Mağdur de Vos, 2019'da polis tarafından aranmasına hiç şaşırmamıştı. "Her zaman bir şeylerin tuhaf olduğunu düşünürdüm. Adalet sistemi çok uzun sürdü... Sanki ikinci kez mağdur ediliyormuşuz gibi hissediyoruz." dedi.
Bir mağdur kadın daha
Avukatı Beriot tarafından, soruşturma devam ettiği için takma ad kullanması önerilen Emilie, 2017'de yeni bir iş aramaya başladığında 29 yaşındaydı ve sanat dünyasında köklü bir yer edinmişti. LinkedIn üzerinden Negre ile iletişime geçen Emilie, daha sonra çalıştığı Strazburg'daki bölge kültür ofisine davet edildi. Emilie, kendisine çay ikram etti ve kendisi hazırlamak üzere odadan çıktıktan sonra, iki saat süren nehir yürüyüşü ve katedral ziyaretiyle görüşmeye devam etti:
"Tuvalete gitmek istedim ama 'Burada tuvalet yok. Hadi devam edelim' dedi. Çok çok yavaş yürüyor, durup soru soruyordu. Başım dönüyordu; bayılacağımı sandım." Geri döndü ve beni doğrudan ofisinin hemen yanındaki özel bir tuvalete yönlendirdi. Gerçekten garip hissettim" dedi.

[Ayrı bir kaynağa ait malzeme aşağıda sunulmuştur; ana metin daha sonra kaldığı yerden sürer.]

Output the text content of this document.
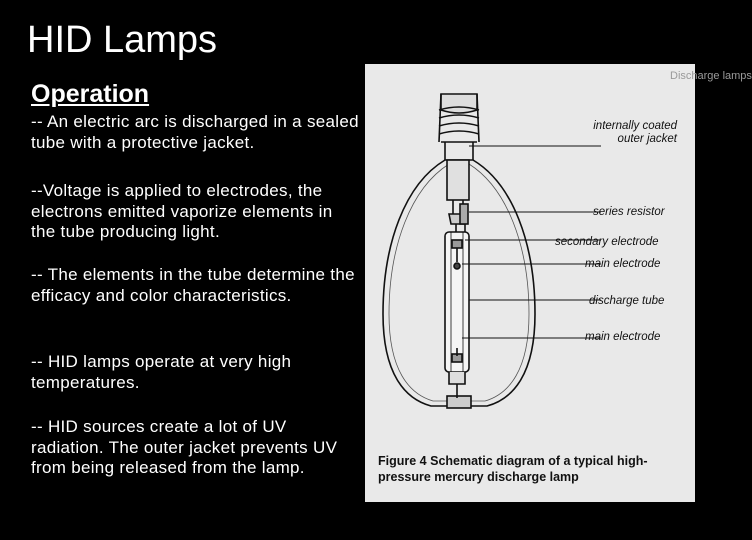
HID Lamps
Operation
-- An electric arc is discharged in a sealed tube with a protective jacket.
--Voltage is applied to electrodes, the electrons emitted vaporize elements in the tube producing light.
-- The elements in the tube determine the efficacy and color characteristics.
-- HID lamps operate at very high temperatures.
-- HID sources create a lot of UV radiation. The outer jacket prevents UV from being released from the lamp.
Discharge lamps
internally coated
outer jacket
series resistor
secondary electrode
main electrode
discharge tube
main electrode
Figure 4 Schematic diagram of a typical high-pressure mercury discharge lamp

İki yıl sonra, Kültür Bakanlığı'nda ismi açıklanmayan bir yetkilinin idrar söktürücü ilaçlarla uyuşturduğu iddiasıyla ilgili bir soruşturma haberini duydu.
"Birdenbire her şey anlam kazandı, ama bu büyük bir şoktu" diyen Emilie, polise şikayette bulunduğunu, Strazburg'daki işinden ayrıldı ve ardından Fransa'dan ayrıldığını söyledi.
Beriot, davanın "olağanüstü ölçekte" olduğunu ve alışılmadık derecede uzun süren soruşturmanın, kadınların adalet sistemi tarafından "ikinci kez mağdur edilmesi" anlamına geldiğini söyledi. "Pelicot davası çok önemli bir ilk adımdı ve kimyasal madde teslimi hala büyük bir sorun olmaya devam ediyor."
Bazı kadınlar, Kültür Bakanlığı'nın kusurlu bulunmadığı bir hukuk davasında devlete karşı tazminat kazandı. Kültür Bakanlığı yetkilisi, bakanlığın taciz ve cinsel şiddeti önlemeye ve mağdurlara destek sağlamaya kararlı olduğunu söyledi.
CGT Kültür Sendikası, "Bakanlığın bir işveren olarak sorumluluğunu kabul etmesini istiyoruz. Sistemsel bir sorun var ve bu, üst düzey bir memurun on yıldır böyle davranmasına yol açtı" dedi. Sendika, daha önce diğer çalışanların da kendisine yönelik suçlamalarda bulunduğunu, toplantılarda kadınların bacaklarının fotoğrafını çektiğini iddia ettiklerini belirtti.
Şu anda Lille'de bir kuaförde pazarlama alanında çalışan Delezenne, "Önceliğim bunun bir daha kimsenin başına gelmemesi" dedi.